Pope Francis will still travel to Albania this weekend despite warnings from Iraq's ambassador to the Vatican that there are clear assassination threats coming from Islamic State militants.
On Sunday, Francis will become the first Pope since 1933 to visit Albania, although The Telagraph reported that Iraq's Ambassador to the Holy See, Habeeb Al Sadr, told the Italian newspaper La Nazione that Islamic State militants have made it clear that they want to kill the leader of the Roman Catholic Church.
"What has been declared by the self-declared Islamic State is clear – they want to kill the pope. The threats against the Pope are credible," Al Sadr said. "I believe they could try to kill him during one of his overseas trips or even in Rome. There are members of ISIL who are not Arabs but Canadian, American, French, British, also Italians. ISIL could engage any of these to commit a terrorist attack in Europe."
Al Sadr said when the Pontiff spoke out against the jihadists' atrocious killings and spoke in favor of the U.S. plan to defeat ISIS, also known as ISIL, the Pope put a target on his back. Al Sadr said he believes the Pope will also be at risk when he travels to Turkey in late November.
The Vatican has seemingly shrugged off the potential threats stating that they have not received any credible threat reports and will continue as normal with the one-day visit. A Vatican spokesman said the Pope will be paraded in an open-topped vehicle.
"There are no specific threats or risks that would change the Pope's behavior or the way the trip is organized," Vatican Spokesman Father Federico Lombardi said.

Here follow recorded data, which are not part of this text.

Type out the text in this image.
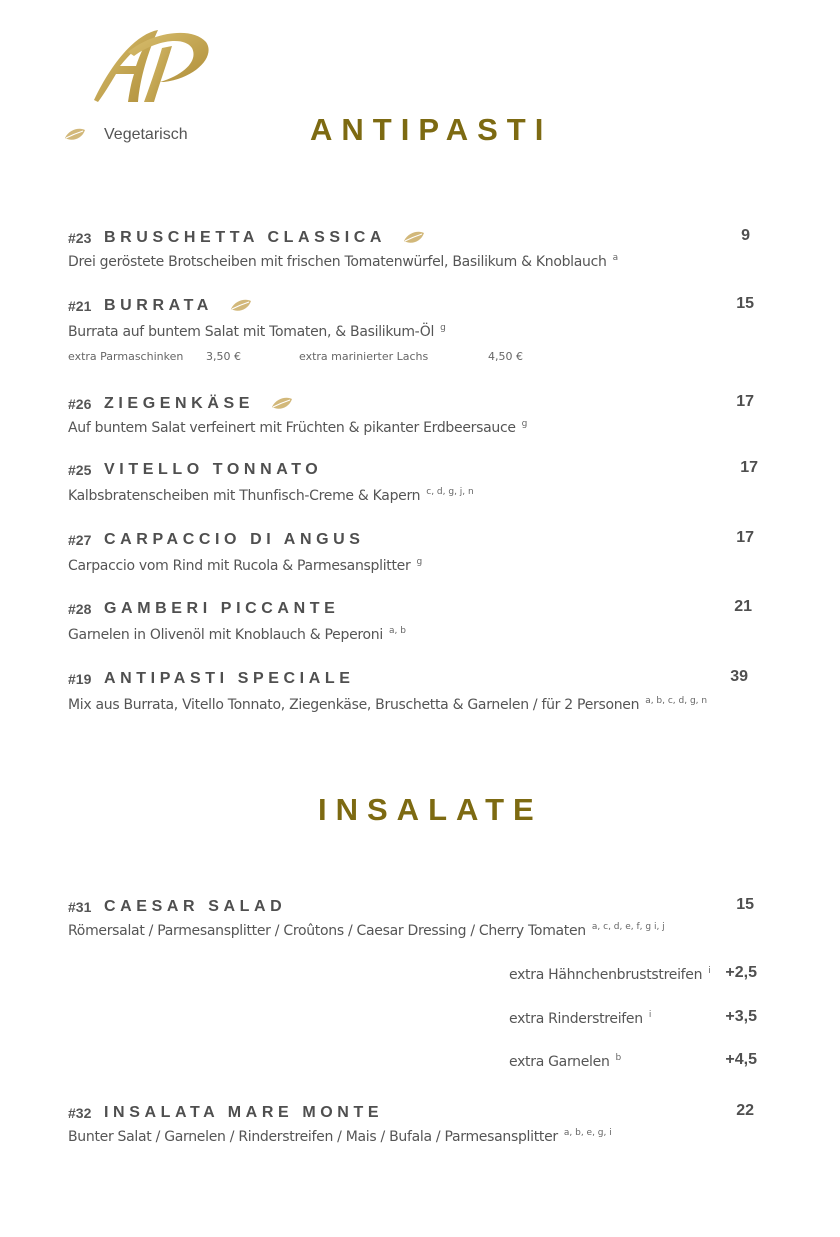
Vegetarisch	ANTIPASTI
INSALATE
#23 BRUSCHETTA CLASSICA	9
Drei geröstete Brotscheiben mit frischen Tomatenwürfel, Basilikum & Knoblauch $^a$
#21 BURRATA	15
Burrata auf buntem Salat mit Tomaten, & Basilikum-Öl $^g$
extra Parmaschinken 3,50 €	extra marinierter Lachs	4,50 €
#26 ZIEGENKÄSE	17
Auf buntem Salat verfeinert mit Früchten & pikanter Erdbeersauce $^g$
#25 VITELLO TONNATO	17
Kalbsbratenscheiben mit Thunfisch-Creme & Kapern $^{c, d, g, j, n}$
#27 CARPACCIO DI ANGUS	17
Carpaccio vom Rind mit Rucola & Parmesansplitter $^g$
#28 GAMBERI PICCANTE	21
Garnelen in Olivenöl mit Knoblauch & Peperoni $^{a, b}$
#19 ANTIPASTI SPECIALE	39
Mix aus Burrata, Vitello Tonnato, Ziegenkäse, Bruschetta & Garnelen / für 2 Personen $^{a, b, c, d, g, n}$
#31 CAESAR SALAD	15
Römersalat / Parmesansplitter / Croûtons / Caesar Dressing / Cherry Tomaten $^{a, c, d, e, f, g i, j}$
extra Hähnchenbruststreifen $^i$ +2,5
extra Rinderstreifen $^i$	+3,5
extra Garnelen $^b$	+4,5
#32 INSALATA MARE MONTE	22
Bunter Salat / Garnelen / Rinderstreifen / Mais / Bufala / Parmesansplitter $^{a, b, e, g, i}$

Al Sadr warns that ISIS' threats are not to be taken lightly.
"This band of criminals does not just issue threats," Al Sadr said. "In Iraq, they have already violated and destroyed some of the most sacred sites of the Shiite faith. They have struck at Yazidi and Christian places of worship. They have declared that whoever is not with them, is against them. Either convert or be killed. And they are doing it it is a genocide."
While concluding his catechesis in St. Petersburg on Wednesday, the Pope said it is important for him to visit the Balkan country in the aftermath of a totalitarian atheist regime. He asked for prayers for safety to protect him in his journey. Francis will be the second pope to visit Albania.
"I decided to visit this country because it has suffered greatly as a result of a terrible atheist regime and is now realizing the peaceful co-existence of its various religious components," Pope Francis said.
Roberto Morozzo della Rocca, a Balkan history expert, told Aleteia that he feels any ISIS presence in Albania is not strong enough to pose a credible threat.
"Jihadists? Albania is pro-Western, tolerant, does not have religious extremists, but there can always be an exception," he said. "In neighboring Kosovo, it seems that somewhere around 150 young men have gone to fight alongside ISIS, and it seems that 16 of them have lost their lives. We're talking about a small group that the government in Pristina is monitoring, and this may not be indicative of any threat to the Pope's visit."
Fox News reports that Italian news sources claim that Albanian police forces have warned Interpol, an international policing agency, of their concern that Muslim militants that trained in Iraq and Syria have come to Albania.